People of the jury, before you make your final judgment, please hear my case!

I’m not a shut-in. Not yet. But it’s getting closer. I can see the headlines in the future: MAN DIES ON USED COUCH, BODY UNDISCOVERED FOR 3 WEEKS AND SMELLS REALLY GROSS.

Now aside from the fact that this is far too long to be a realistic newspaper headline, this is a legitimate concern. I am becoming increasingly weird and misanthropic as I grow older, and these are things that add up to weird, misanthropic events.Ergo, death by choking on an M&M while listening to Billy Joel.

My journey into shut-in territory increased a few months ago when I started having my groceries delivered. This possibility was brought to my attention by my former-drug-dealer neighbor who informed me that I could order online from King Soopers for just ten dollars.

Now, for many years, I have tried to explain to people my life philosophy. It is really quite  simple. Every decision I make is based on two opposing forces: Cheapness and Laziness. These are the yin and yang of my existence, the two powers that are continually in competition as I shuffle through this mortal coil. For instance, I don’t have a car. The last time I owned a vehicle was 1999. This is not because I am concerned about the environment and am trying to lower my carbon footprint.
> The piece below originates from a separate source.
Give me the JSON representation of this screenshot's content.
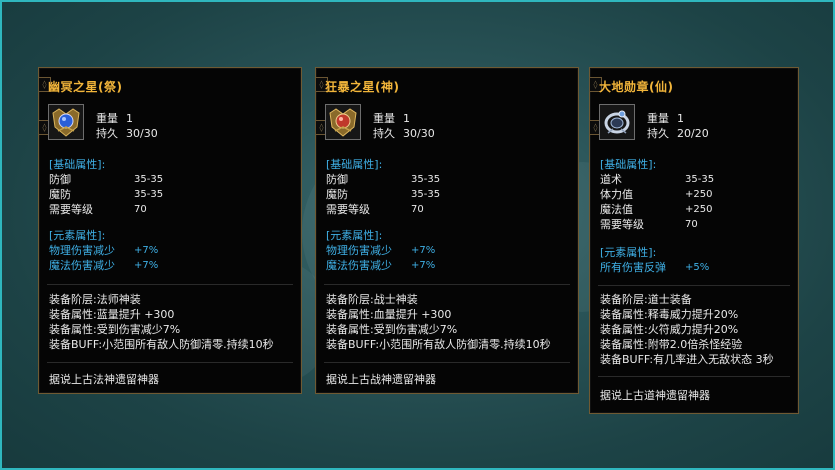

I wish I was such an altruistic person, but I am not.  The car was an old Bonneville that I purchased from my parents during college. At some point, I forgot to pay the registration fees, and because I didn’t want to go to the DMV and because registration fees cost money, I stopped driving the car. It sat in the parking lot next to my apartment building for almost a year with numerous yellow notes on the windshield that were placed there by my irate landlord. One day, a woman knocked on my door looking for donations for cerebral palsy research, and I gave her my car. It had nothing to do with charity. I wasn’t overly concerned about cerebral palsy. I simply didn’t want to figure out what to do with the car. Cheap and Lazy.

Therefore, when I heard that I could have my groceries delivered for ten dollars, I immediately did the calculations in my head: Ten Dollars Buys Three Meals Or One Book + I Would Have To Talk To People – Going To The Grocery Store Takes Time And Energy + Taking The Bus Costs 4 Dollars Anyhow = Laziness Trumps Cheapness In This Particular Situation.

See how that works? So now I just go online once a month and order everything I want for just ten dollars and it comes right to my door.

I’m not necessarily proud that it has come to this, but I have made the decision. If you don’t hear from me in five days, come over to my apartment and poke me with a stick.